StatCan / aaw-kubeflow-containers

Containers built to be used with Kubeflow for Data Science
Other
24 stars 21 forks source link

Create Good Virtual Environment, Possibly Enable by Default #304

Closed StanHatko closed 1 month ago

StanHatko commented 2 years ago

In the jupyterlab-cpu image there are relatively few packages present by default. Adding additional packages to the main system can cause conflicts with the kubeflow system (as I remember occurred before for PyTorch). Fortunately it's possible to create a virtual environment with many additional packages. It would probably be convenient for users to have such a virtual environment installed by default, rather than having to reinstall packages every time. Here is a conda environment with a bunch of packages (if you would suggest more I can add them):

conda create -n pycpu python==3.8.8 ipython==7.30.1 \
    gdal==3.3.3 geopandas==0.10.2 numpy==1.21.4 opencv==4.5.3 pandas==1.3.5 rasterio==1.2.10 scikit-learn==1.0.1 scipy==1.7.3 xgboost==1.5.0 \
    pytorch==1.4.0 torchaudio==0.4.0 torchvision==0.5.0 cpuonly==2.0 \
    -c pytorch -c conda-forge

These packages (other than the pytorch ones with the GPU versions already present in the jupyterlab-pytorch image) could also be added to the torch environment in the jupyterlab-pytorch image.

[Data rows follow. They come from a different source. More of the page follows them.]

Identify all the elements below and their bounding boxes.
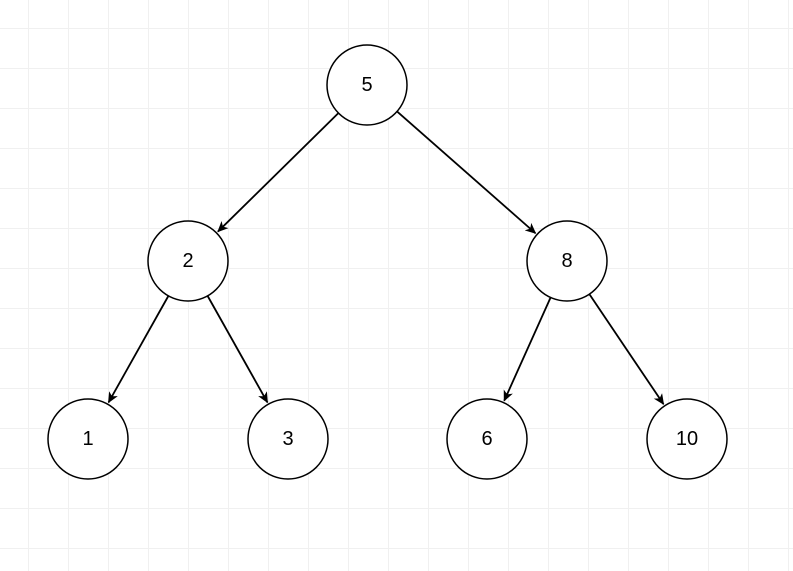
tree-edge: [589, 294, 663, 404]
node-label: 1: [82, 428, 93, 450]
tree-nodes: 5 2 8 1 3 6 10: [48, 45, 727, 479]
tree-diagram: 5 2 8 1 3 6 10: [0, 0, 793, 571]
tree-edge: [504, 297, 550, 400]
node-label: 6: [481, 428, 492, 450]
tree-node: 10: [647, 399, 727, 479]
node-label: 10: [676, 428, 698, 450]
node-label: 3: [282, 428, 293, 450]
tree-node: 5: [327, 45, 407, 125]
tree-node: 1: [48, 399, 128, 479]
tree-edge: [109, 296, 169, 403]
node-label: 5: [361, 74, 372, 96]
tree-node: 8: [527, 221, 607, 301]
tree-node: 6: [447, 399, 527, 479]
tree-edge: [397, 111, 535, 233]
tree-node: 3: [248, 399, 328, 479]
tree-node: 2: [148, 221, 228, 301]
node-label: 2: [182, 250, 193, 272]
tree-edge: [208, 296, 268, 403]
tree-edge: [218, 113, 339, 232]
node-label: 8: [561, 250, 572, 272]
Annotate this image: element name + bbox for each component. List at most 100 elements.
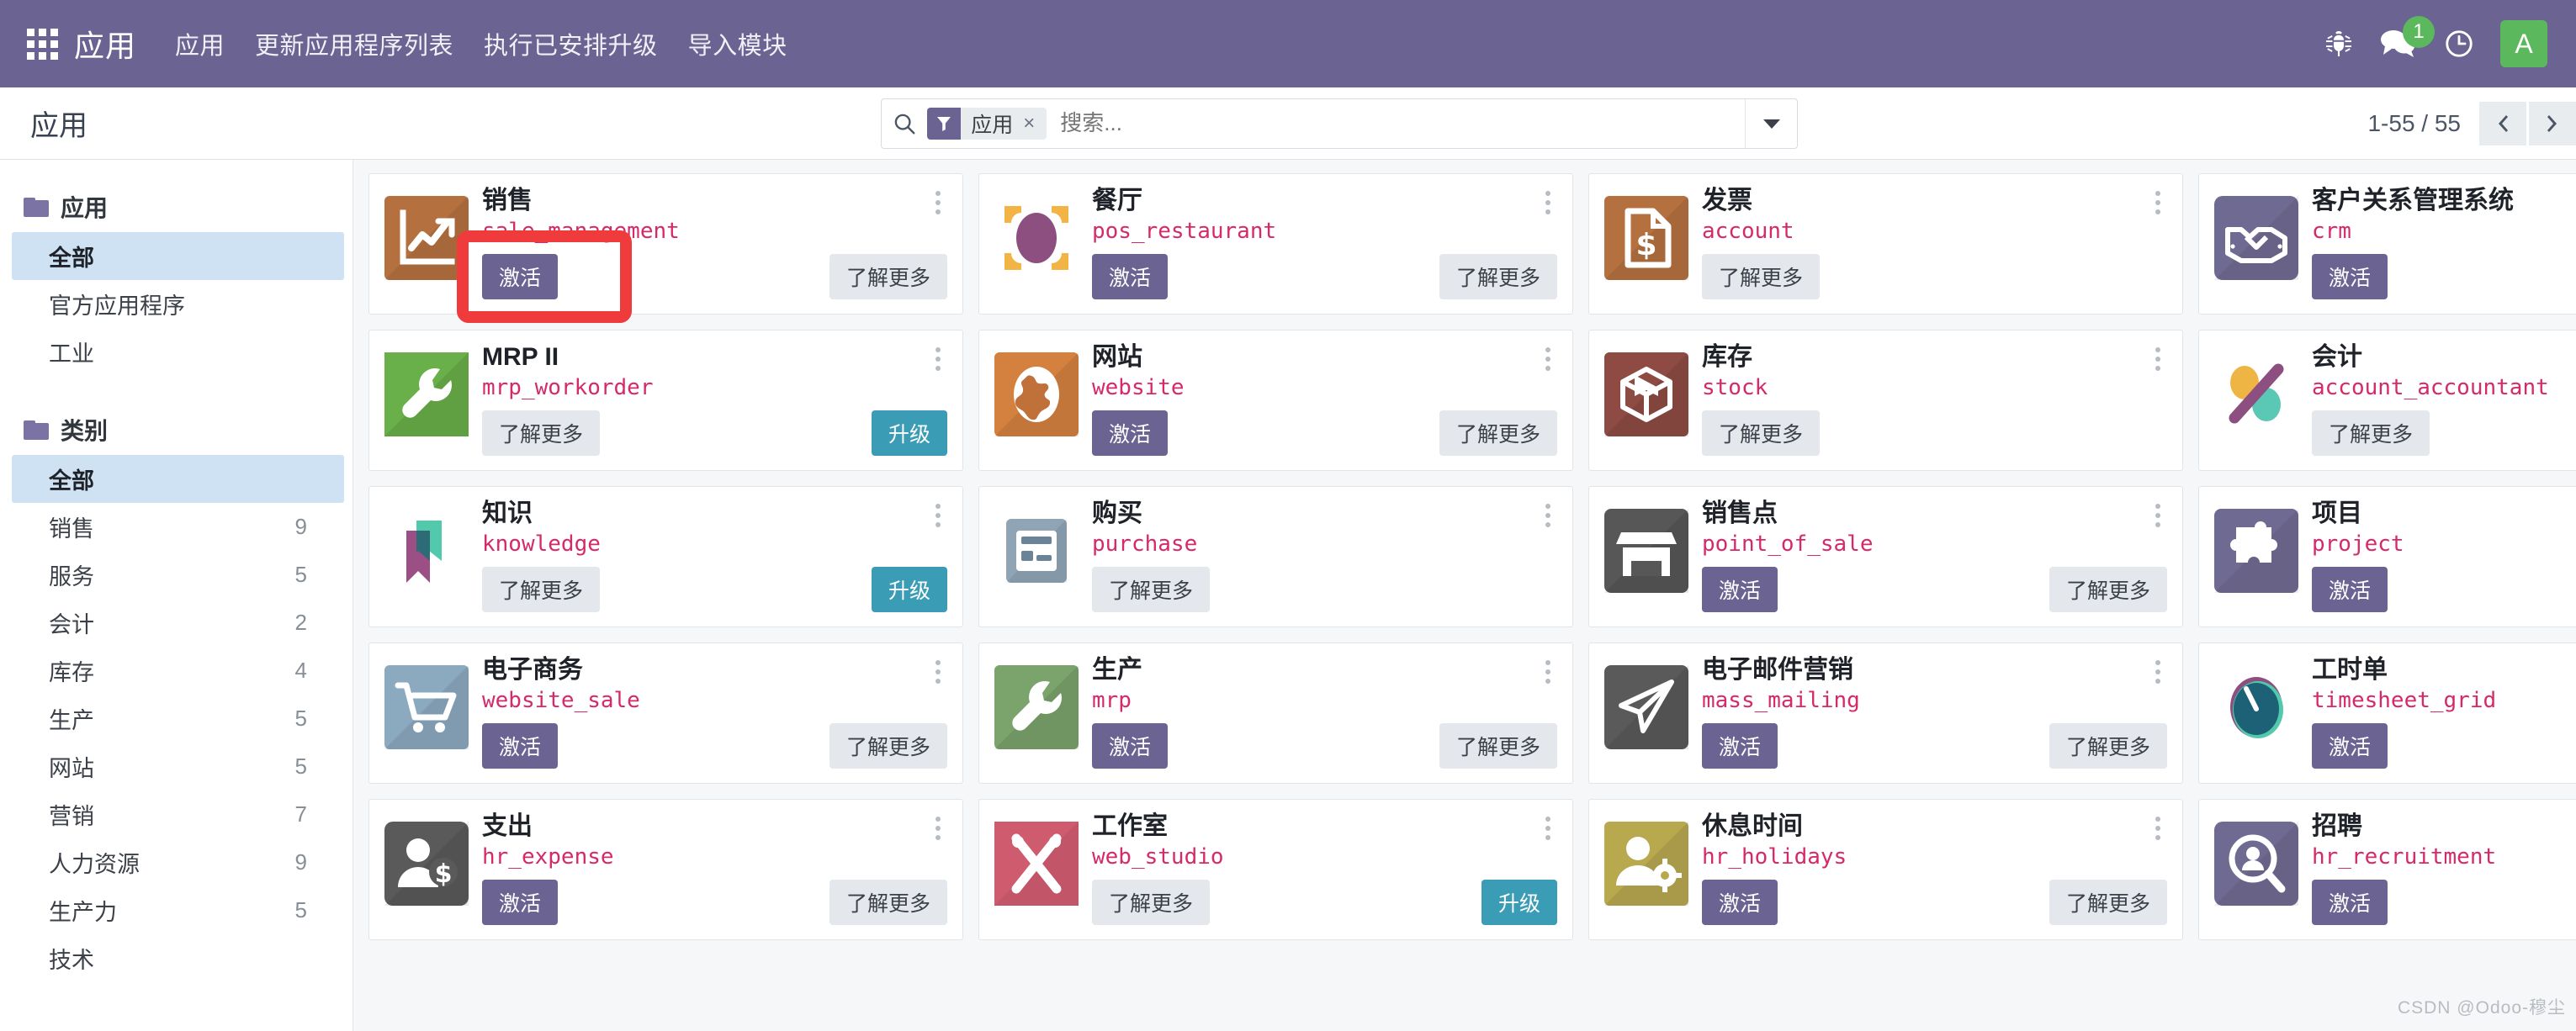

In addition, it would be good to have this virtual environment enabled by default. Here is what would need to be done:

StanHatko commented 2 years ago

I can create a pull request, but first I want to make sure if the full changes here, part of them (like having this virtual environment present but not enabled by default), or none of them are wanted by the AAW team.

StanHatko commented 2 years ago

I'll create the pull request tomorrow so it can be tested.

StanHatko commented 2 years ago

Created the pull request https://github.com/StatCan/aaw-kubeflow-containers/pull/306 which adds the pycpu environment with the command described above (with slight adjustments like --yes added). The full command is:

RUN conda create -n pycpu --yes \
      python==3.8.8 ipython==7.30.1 \
      gdal==3.3.3 geopandas==0.10.2 numpy==1.21.4 opencv==4.5.3 pandas==1.3.5 rasterio==1.2.10 scikit-learn==1.0.1 scipy==1.7.3 xgboost==1.5.0 \
      pytorch==1.4.0 torchaudio==0.4.0 torchvision==0.5.0 cpuonly==2.0 \
      -c pytorch -c conda-forge && \
    conda clean --all -f -y && \
    fix-permissions $CONDA_DIR && \
    fix-permissions /home/$NB_USER

It works for me on localhost, where interestingly the bash -l thing didn't occur (conda activate pycpu worked in the default bash for me, which displayed the AAW logo and everything).

For now I didn't make it the default (by editing .bashrc), I just created the conda env. I want to do things one step at a time, first let's make sure it works on AAW and then we may choose to change the default settings.

brendangadd commented 2 years ago

@blairdrummond @bryanpaget ^

Jose-Matsuda commented 2 years ago

@StanHatko You can now use these changes if you'd like since it has been merged on master (can use say jupyterlab-cpu:v1) but I decided to check out how big the image is and it's now, from when I built just jupyterlab-cpu the image size is now at a formidable 13.1GB

I got bit in the behind this morning by this because one of github runners in our ci was failing with this change (specifically for the SAS image) as it was just a bit too much for it to handle. https://github.com/StatCan/aaw-kubeflow-containers/pull/357#issuecomment-1152423782

This is something we may want to revert if another solution isn't prone to really increasing the dockerfile size is not found (this sha will work as well dadf7109)

StanHatko commented 2 years ago

@Jose-Matsuda It's unfortunate that the conda env is making the docker image too large.

One thing that I think could be useful is adding a few pre-tested conda requirements.txt files, created with

conda list -e >req-pycpu.txt

The req-pycpu.txt could be added to the image, and used by users if necessary as follows

conda create -n pycpu --file req-pycpu.txt
Souheil-Yazji commented 1 month ago

Closed as Stale. Users should create their own Venv regardless.